The air conditioner has sent the dye’s ammoniac odour out toward the Gulf of Mexico and now the remaining whir of air is cool and pleasantly chemical, only faint emanations from shiny appliances and fresh paint. The room’s surfaces are pristine. With the gourmet’s food prepping island and abundant square footage of countertop, this kitchen is a colossus compared to the slivers of granite that are affordable anywhere in the vicinity of downtown Vancouver. Alongside the desert suburb surroundings, the kitchen’s unavoidable there-ness has thrown our daily routine off course. By the smallest of increments, mind you; the workday appears the same but isn’t, not quite, like the pod-grown body snatchers of a sci-fi movie. We’re slowly adjusting.
   “How was work?” I ask.
   “Fine. Well, actually I’m stalled, so I flipped through a few books for direction.” Jeff stands next to me at the sink and bumps his hip into mine.
    “You two sounded like you were having fun,” he says, “I’m glad.”
The kitchen looks onto the wide road.
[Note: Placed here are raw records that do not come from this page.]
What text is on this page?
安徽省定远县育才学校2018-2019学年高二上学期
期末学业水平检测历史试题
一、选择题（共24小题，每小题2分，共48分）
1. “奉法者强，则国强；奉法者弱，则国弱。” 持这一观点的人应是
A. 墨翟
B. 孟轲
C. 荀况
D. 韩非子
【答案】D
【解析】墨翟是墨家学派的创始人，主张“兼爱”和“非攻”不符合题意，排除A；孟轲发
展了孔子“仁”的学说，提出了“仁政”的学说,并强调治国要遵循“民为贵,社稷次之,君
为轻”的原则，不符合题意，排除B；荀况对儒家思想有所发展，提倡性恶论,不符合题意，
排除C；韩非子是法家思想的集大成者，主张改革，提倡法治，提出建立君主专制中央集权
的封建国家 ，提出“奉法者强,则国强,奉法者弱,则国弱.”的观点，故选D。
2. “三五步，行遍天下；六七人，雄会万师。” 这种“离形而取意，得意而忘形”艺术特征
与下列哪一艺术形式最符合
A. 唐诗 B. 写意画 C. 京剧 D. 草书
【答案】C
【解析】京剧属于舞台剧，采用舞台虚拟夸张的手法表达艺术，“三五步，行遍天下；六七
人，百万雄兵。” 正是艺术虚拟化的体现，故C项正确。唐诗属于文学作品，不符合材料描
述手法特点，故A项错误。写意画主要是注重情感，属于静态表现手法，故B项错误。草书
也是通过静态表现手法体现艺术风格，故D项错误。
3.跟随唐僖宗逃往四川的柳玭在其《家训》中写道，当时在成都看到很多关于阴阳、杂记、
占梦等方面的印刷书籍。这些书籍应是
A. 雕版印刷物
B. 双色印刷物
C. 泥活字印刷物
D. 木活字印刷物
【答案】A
In between there’s our yard, a stretch of rust Texas dirt, the landscaping of which has not been a priority.
    “She’s alright, all things considered,” I hazard cautiously, “She’s funny, too. You wouldn’t want to piss her off, though.”
    Jeff continues to stare out onto the scorched earth.
“It’s getting to be that time, I guess. What do you want for dinner?”
“Quiche,” Jeff answers. There’s no trace of sarcasm in his voice.
“Quiche? Isn’t it a tad hot for that?” I check thermometer secured outside the kitchen window: 92 degrees. That’s lower than I would have predicted.
“Why not? It’ll be perfect. We don’t have to eat outside.” Like our neighbours, we’ve taken to barbequed meals served at a picnic table.
“Don’t you think that’s kind of stereotypical?” It’s not like I want an argument, but I can’t resist.
“Yes, I suppose you’re right,” Jeff says, making a c’est-la-vie gesture with his hands, “That doesn’t make it any less tasty.”
“Okay, you’re the boss. Quiche it’ll be.” I store the last of the equipment under the sink and walk to the fridge. “We’re going to need eggs, so want to take a walk?”
“In this heat? Nah, let’s drive.” Jeff checks his pockets for the car keys.
“Sure,” I say. I’ll be glad to leave before the phone rings.